Dans un communiqué rendu
public le 03 janvier dernier, le Bureau exécutif National du Syndicats National
des Enseignants du Supérieur a invité tous les enseignants à la cessation de
toutes activités à partir du lundi 06 janvier 2025. Cette grève est valable
jusqu’au « paiement intégral de la dette académique et des tranches dues de
l’allocation spéciale pour la modernisation de la recherche à tous les
enseignants.
Parmi ces revendications le paiement de diverses primes de recherche et des allocations octroyées serait une dette qui va de 2009 à ce jour. Le ministère de l'Enseignement supérieur qui traite de ces versements avoue avoir accusé du retard dans certains paiements. Néanmoins, il ne reconnait aucune dette liée aux allocations.
« Au regard des évaluations
qui sont faites, il n'y a aucun arriéré concernant le paiement des allocations.
Il peut y avoir des retards dus au traitement à la sortie de certains dossiers.
En fin d'année, généralement, c'est le moment où nous actualisons les listes
des bénéficiaires.

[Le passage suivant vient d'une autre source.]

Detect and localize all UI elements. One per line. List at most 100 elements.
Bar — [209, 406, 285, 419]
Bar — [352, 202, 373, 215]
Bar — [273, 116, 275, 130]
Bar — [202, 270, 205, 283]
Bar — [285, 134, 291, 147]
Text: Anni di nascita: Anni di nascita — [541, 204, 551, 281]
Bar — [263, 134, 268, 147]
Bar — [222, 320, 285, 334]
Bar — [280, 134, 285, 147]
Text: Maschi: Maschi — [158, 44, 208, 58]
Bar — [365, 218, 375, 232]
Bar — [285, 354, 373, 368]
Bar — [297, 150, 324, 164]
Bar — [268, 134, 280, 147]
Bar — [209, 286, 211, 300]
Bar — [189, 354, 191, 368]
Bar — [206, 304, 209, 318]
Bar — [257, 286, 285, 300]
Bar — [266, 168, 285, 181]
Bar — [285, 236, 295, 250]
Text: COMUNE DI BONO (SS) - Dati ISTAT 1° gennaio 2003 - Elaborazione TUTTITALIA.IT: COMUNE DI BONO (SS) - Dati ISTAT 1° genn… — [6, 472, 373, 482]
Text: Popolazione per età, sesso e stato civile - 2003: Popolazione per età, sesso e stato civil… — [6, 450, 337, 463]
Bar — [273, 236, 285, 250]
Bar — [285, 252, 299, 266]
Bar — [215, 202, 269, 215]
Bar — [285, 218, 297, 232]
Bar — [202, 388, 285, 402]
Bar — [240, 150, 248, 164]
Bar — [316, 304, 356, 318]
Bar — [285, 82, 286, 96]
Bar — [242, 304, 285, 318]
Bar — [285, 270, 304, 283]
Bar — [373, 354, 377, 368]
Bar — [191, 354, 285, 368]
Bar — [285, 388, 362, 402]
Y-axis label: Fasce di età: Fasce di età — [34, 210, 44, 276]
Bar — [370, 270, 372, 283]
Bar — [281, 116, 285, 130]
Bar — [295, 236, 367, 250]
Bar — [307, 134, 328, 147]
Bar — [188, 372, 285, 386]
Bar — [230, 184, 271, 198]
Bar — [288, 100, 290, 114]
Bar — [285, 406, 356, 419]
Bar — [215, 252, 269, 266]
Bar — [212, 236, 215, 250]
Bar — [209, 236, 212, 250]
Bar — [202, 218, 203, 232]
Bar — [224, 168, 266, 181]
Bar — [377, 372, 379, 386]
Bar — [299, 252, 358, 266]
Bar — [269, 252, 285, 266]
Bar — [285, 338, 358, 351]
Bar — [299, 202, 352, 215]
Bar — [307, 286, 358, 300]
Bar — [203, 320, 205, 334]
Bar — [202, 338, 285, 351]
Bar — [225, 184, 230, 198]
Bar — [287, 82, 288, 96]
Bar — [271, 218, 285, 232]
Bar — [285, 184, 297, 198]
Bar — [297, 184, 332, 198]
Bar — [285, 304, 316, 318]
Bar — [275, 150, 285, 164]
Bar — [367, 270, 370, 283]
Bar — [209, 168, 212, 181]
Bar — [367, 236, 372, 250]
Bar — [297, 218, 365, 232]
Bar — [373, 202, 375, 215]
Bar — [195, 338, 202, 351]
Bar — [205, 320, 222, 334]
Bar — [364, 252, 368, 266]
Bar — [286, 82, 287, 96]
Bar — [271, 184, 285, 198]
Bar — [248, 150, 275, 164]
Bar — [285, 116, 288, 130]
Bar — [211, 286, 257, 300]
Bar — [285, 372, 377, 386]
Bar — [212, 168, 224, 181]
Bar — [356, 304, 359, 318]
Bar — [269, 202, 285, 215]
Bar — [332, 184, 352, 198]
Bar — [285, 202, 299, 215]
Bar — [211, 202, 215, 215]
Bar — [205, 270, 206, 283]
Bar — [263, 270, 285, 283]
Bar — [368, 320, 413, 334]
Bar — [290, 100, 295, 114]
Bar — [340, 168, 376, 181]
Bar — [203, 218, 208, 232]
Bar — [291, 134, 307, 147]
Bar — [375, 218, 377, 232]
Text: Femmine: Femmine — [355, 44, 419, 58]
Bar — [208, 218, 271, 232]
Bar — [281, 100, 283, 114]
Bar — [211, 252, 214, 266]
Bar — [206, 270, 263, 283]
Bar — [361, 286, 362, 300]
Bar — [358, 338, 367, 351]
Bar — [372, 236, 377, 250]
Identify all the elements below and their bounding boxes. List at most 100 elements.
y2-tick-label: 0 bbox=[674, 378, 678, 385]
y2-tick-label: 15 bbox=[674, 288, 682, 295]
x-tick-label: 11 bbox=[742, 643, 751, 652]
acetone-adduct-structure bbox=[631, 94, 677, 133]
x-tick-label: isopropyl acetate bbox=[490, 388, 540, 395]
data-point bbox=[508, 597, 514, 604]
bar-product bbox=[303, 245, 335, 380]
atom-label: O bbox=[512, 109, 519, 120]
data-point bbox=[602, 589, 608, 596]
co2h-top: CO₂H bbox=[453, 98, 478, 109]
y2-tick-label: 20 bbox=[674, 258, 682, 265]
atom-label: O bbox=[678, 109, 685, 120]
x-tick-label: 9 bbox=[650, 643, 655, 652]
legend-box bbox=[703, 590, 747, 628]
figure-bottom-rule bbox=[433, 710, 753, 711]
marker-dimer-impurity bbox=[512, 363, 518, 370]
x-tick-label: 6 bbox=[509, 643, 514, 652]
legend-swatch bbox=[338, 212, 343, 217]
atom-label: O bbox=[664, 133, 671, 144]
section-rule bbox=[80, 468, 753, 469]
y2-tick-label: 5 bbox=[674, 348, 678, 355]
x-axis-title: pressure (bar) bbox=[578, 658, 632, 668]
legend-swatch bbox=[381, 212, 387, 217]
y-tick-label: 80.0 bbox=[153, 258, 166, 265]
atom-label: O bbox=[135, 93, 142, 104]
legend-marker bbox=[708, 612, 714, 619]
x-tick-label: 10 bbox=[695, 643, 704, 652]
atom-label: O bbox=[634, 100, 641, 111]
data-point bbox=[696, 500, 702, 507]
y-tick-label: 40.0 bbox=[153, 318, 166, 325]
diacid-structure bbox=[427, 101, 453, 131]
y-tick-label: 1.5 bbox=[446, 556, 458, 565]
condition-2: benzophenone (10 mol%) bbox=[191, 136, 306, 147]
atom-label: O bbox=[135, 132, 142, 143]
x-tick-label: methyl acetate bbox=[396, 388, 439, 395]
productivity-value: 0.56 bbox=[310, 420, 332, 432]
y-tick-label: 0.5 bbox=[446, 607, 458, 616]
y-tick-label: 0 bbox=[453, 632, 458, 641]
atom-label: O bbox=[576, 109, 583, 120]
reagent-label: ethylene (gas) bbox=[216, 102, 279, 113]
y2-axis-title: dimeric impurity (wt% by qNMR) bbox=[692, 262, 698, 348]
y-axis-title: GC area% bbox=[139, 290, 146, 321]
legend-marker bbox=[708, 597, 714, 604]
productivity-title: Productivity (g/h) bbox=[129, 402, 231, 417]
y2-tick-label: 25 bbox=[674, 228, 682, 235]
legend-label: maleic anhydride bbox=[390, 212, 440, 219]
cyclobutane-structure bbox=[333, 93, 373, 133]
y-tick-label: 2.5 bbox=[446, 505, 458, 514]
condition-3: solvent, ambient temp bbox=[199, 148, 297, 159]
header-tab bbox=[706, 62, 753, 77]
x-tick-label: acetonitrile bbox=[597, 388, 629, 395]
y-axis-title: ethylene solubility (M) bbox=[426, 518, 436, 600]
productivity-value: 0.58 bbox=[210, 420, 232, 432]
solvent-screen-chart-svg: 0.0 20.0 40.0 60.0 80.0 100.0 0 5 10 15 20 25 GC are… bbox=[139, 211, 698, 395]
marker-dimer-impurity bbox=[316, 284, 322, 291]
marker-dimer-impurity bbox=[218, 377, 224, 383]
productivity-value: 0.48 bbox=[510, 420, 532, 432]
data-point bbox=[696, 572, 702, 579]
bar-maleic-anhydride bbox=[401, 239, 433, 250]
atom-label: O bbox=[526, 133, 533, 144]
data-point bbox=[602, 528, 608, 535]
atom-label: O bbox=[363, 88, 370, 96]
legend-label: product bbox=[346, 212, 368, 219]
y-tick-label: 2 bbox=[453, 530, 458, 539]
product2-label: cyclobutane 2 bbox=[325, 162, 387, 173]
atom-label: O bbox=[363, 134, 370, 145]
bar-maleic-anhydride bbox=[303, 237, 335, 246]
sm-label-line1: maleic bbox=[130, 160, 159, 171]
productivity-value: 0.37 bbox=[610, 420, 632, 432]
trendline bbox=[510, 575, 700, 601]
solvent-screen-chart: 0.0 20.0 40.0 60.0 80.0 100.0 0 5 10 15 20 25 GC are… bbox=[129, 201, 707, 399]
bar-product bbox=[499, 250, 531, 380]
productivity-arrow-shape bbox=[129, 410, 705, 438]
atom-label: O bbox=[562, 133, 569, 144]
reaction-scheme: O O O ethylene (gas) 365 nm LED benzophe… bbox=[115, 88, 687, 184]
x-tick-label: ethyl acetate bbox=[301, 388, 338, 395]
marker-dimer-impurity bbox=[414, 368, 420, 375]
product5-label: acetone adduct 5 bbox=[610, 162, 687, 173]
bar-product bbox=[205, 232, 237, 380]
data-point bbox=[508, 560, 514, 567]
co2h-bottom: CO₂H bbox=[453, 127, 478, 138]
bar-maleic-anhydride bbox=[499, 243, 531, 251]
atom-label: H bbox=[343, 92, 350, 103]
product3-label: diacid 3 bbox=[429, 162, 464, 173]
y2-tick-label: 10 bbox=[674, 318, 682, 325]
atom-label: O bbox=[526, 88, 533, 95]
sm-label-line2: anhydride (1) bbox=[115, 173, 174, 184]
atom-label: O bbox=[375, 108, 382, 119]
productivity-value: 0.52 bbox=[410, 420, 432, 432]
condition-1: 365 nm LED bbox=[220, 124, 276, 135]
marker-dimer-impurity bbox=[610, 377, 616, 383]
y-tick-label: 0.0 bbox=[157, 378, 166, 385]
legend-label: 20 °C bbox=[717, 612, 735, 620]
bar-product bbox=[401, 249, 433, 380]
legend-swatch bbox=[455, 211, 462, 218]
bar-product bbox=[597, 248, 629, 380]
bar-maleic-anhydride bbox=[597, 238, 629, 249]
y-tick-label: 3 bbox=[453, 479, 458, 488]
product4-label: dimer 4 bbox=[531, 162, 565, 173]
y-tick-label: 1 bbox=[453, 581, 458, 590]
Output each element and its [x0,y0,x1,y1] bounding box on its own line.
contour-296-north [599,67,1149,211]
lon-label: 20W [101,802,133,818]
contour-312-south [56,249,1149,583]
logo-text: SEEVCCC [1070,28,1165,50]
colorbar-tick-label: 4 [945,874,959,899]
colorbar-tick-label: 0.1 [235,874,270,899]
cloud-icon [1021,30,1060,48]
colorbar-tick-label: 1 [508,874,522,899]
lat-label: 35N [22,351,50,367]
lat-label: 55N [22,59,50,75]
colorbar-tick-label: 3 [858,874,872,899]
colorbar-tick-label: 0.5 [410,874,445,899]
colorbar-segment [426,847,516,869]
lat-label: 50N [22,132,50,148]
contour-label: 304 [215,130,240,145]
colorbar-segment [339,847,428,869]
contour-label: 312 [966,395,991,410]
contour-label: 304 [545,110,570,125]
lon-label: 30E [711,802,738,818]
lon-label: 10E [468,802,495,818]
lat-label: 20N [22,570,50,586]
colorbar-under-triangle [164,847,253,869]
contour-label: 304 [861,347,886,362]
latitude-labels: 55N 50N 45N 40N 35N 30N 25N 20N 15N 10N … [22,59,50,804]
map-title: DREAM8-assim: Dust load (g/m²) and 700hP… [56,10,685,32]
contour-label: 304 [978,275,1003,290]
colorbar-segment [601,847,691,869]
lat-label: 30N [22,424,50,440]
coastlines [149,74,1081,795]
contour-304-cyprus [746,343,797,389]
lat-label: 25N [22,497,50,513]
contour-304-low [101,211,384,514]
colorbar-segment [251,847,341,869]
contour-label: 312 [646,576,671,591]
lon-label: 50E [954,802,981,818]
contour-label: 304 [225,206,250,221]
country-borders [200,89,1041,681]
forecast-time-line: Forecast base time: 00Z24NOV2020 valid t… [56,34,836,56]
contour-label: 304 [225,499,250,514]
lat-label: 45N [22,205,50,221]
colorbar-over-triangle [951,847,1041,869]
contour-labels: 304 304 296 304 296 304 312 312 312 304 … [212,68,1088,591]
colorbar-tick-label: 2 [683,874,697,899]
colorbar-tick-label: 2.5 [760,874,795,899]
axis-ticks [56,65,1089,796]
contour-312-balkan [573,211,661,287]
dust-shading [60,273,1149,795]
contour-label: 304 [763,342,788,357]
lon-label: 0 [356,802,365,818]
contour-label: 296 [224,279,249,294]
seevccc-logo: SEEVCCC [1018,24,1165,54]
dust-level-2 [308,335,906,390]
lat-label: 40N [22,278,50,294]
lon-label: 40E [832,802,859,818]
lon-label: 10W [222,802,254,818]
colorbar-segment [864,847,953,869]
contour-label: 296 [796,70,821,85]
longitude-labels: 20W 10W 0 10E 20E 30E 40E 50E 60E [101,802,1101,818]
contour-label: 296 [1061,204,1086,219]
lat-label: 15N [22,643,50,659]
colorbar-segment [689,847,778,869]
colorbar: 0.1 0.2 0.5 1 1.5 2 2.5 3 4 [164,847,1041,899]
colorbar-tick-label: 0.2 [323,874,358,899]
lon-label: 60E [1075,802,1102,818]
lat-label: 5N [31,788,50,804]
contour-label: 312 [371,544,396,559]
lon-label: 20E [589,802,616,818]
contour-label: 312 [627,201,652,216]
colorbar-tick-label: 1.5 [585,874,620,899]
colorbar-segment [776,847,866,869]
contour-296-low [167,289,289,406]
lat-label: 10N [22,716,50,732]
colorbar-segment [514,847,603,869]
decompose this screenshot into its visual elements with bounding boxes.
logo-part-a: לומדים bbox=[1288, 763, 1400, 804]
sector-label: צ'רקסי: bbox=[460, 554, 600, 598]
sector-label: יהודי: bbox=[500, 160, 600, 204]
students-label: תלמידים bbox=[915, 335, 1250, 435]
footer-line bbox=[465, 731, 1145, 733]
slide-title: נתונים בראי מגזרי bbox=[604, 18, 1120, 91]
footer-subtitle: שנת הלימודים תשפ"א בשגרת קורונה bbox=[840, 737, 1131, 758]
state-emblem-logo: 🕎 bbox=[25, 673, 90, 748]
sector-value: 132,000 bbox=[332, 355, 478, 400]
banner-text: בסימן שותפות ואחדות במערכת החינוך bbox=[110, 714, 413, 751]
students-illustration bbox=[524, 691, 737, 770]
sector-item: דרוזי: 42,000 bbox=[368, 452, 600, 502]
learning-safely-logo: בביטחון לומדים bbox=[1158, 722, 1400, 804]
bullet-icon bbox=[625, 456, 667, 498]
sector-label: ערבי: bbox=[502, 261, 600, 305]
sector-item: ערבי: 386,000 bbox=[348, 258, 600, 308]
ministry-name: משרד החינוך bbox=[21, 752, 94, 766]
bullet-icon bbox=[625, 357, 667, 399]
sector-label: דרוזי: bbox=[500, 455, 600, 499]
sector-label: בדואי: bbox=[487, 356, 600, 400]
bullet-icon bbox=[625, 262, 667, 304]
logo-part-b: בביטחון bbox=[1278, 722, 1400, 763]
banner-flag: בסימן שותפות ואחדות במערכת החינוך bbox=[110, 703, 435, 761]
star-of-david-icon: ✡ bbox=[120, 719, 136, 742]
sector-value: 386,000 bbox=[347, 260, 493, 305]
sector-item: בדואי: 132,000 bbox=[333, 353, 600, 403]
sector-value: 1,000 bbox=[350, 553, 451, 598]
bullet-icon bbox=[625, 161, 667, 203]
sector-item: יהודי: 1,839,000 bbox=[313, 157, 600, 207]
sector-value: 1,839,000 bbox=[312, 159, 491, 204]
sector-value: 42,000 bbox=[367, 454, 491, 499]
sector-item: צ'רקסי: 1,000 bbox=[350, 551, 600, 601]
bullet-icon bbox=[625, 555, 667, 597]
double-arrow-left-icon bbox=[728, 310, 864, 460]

Et la tendance du 4e trimestre nous renvoie au besoin du 1er
trimestre 2024. Donc il y a un traitement de nos activités qui absorbe le temps
nécessaire » déclare Paul Henri Ngué Ngué, chef de la cellule de suivi et
contrôleur de gestion au ministère camerounais de l'Enseignement
supérieur.
A Douala, les enseignants
aimeraient qu’un compromis soit fait promptement, afin de permettre aux
éducateurs et aux étudiants de poursuivre avec les cours. « Nous avons des
obligations professionnelles envers nos étudiants ; celles de mettre tout en
œuvre pour transmettre le savoir de la meilleure des manières. La grève est
effective, mais elle sera levée d’ici quelques jours si les solutions sont
réunies. Apres quoi nous feront des rattrapages en fonction du temps perdu car
l’intérêt de l’étudiant ne peut être négligé » précise Dr Guy Gervais EKWALLA,
professeur de droit à l’université de Douala.
Dans le but d’exiger le
paiement de la dette universitaire, le Syndicat National des Enseignants du
Supérieur(SYNES), ses partisans et collègues ont paralysé les onze universités
publiques du Cameroun. Depuis quelques années, les grèves sont récurrentes dans
le secteur de l’enseignement dans le pays. Ces bouleversements ne sont pas sans
conséquences sur l’éducation de la jeunesse.